また、本実施形態では、金属板500(図22参照)の部分556と当接部55との境界L1を屈曲させて、部分556を当接部55に対して起立させることで、第一被固定部56が形成される。また、部分558と当接部55との境界L2を屈曲させて、部分558を当接部55に対して起立させることで、第二被固定部58が形成される。このように、境界L1、L2を屈曲させるという簡易な加工で、被固定部56、58を当接部55と一体に設けることができる。したがって、複数個所を屈曲して被固定部56、58を形成する場合や、複数の金属板を接合して製造する場合などに比べ、形状が単純であると共に、製造工程における工程数が少なく、安価に製造できる。
また、本実施形態では、断熱材支持具50として根太92に固定した場合において、根太92のY方向に突出する部分556、558を被固定部56、58として用いるので、断熱材支持具50として根太92に固定した場合において根太92の下面に配置される部分を被固定部56、58として用いる構成に比べ、当接部55の面積を広くできる。

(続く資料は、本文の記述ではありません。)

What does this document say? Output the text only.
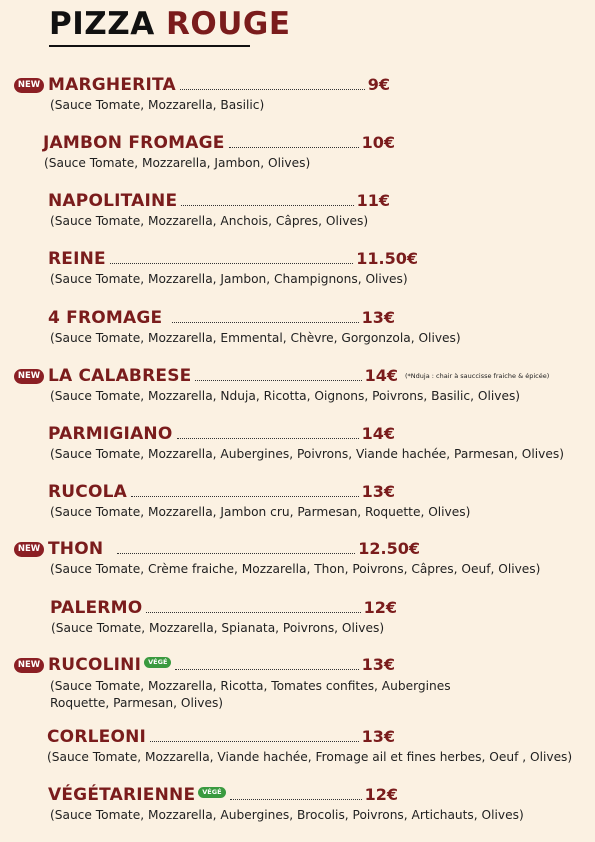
PIZZA ROUGE
NEW MARGHERITA	9€
(Sauce Tomate, Mozzarella, Basilic)
JAMBON FROMAGE	10€
(Sauce Tomate, Mozzarella, Jambon, Olives)
NAPOLITAINE	11€
(Sauce Tomate, Mozzarella, Anchois, Câpres, Olives)
REINE	11.50€
(Sauce Tomate, Mozzarella, Jambon, Champignons, Olives)
4 FROMAGE	13€
(Sauce Tomate, Mozzarella, Emmental, Chèvre, Gorgonzola, Olives)
NEW LA CALABRESE	14€ (*Nduja : chair à sauccisse fraiche & épicée)
(Sauce Tomate, Mozzarella, Nduja, Ricotta, Oignons, Poivrons, Basilic, Olives)
PARMIGIANO	14€
(Sauce Tomate, Mozzarella, Aubergines, Poivrons, Viande hachée, Parmesan, Olives)
RUCOLA	13€
(Sauce Tomate, Mozzarella, Jambon cru, Parmesan, Roquette, Olives)
NEW THON	12.50€
(Sauce Tomate, Crème fraiche, Mozzarella, Thon, Poivrons, Câpres, Oeuf, Olives)
PALERMO	12€
(Sauce Tomate, Mozzarella, Spianata, Poivrons, Olives)
NEW RUCOLINI	VÉGÉ	13€
(Sauce Tomate, Mozzarella, Ricotta, Tomates confites, Aubergines
Roquette, Parmesan, Olives)
CORLEONI	13€
(Sauce Tomate, Mozzarella, Viande hachée, Fromage ail et fines herbes, Oeuf , Olives)
VÉGÉTARIENNE	VÉGÉ	12€
(Sauce Tomate, Mozzarella, Aubergines, Brocolis, Poivrons, Artichauts, Olives)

また、本実施形態では、被固定部26、28が、根太92の両側の側面にそれぞれ固定されるので、根太92の片側の側面に対して単一の被固定部が固定される構成に比べ、断熱材支持具20の根太92に対する固定強度が高い。
[変形例]
断熱材支持具10、20、30、40、50は、それぞれ、一枚の金属板100、200、300、400、500から製造されていたが、これに限られず、複数の金属板から製造されていてもよい。この場合、当接部、第一断熱材支持部、第二断熱材支持部及び被固定部の各部は、溶接等により接合されていてもよい。また、被固定部が接合される場合には、当接部、第一断熱材支持部及び第二断熱材支持部のいずれか複数に接合されていてもよく、被固定部は、当接部、第一断熱材支持部及び第二断熱材支持部の少なくとも一方に設けられていればよい。
断熱材支持具10、20、30、40、50が固定される横架材としては、根太92に限られず、大引であってもよい。
断熱材支持具30では、第一差込部36及び第二差込部38の両方を備えていたが、第一差込部36及び第二差込部38の一方を備える構成であってもよい。また、差込部は、断熱材支持具10における被固定部16、断熱材支持具40における被固定部46、及び断熱材支持具50における被固定部56、58のいずれかに設けてもよい。
本発明は、上記の実施形態に限るものではなく、その主旨を逸脱しない範囲内において種々の変形、変更、改良が可能である。例えば、上記に示した実施形態及び変形例は、適宜、複数を組み合わせて構成してもよい。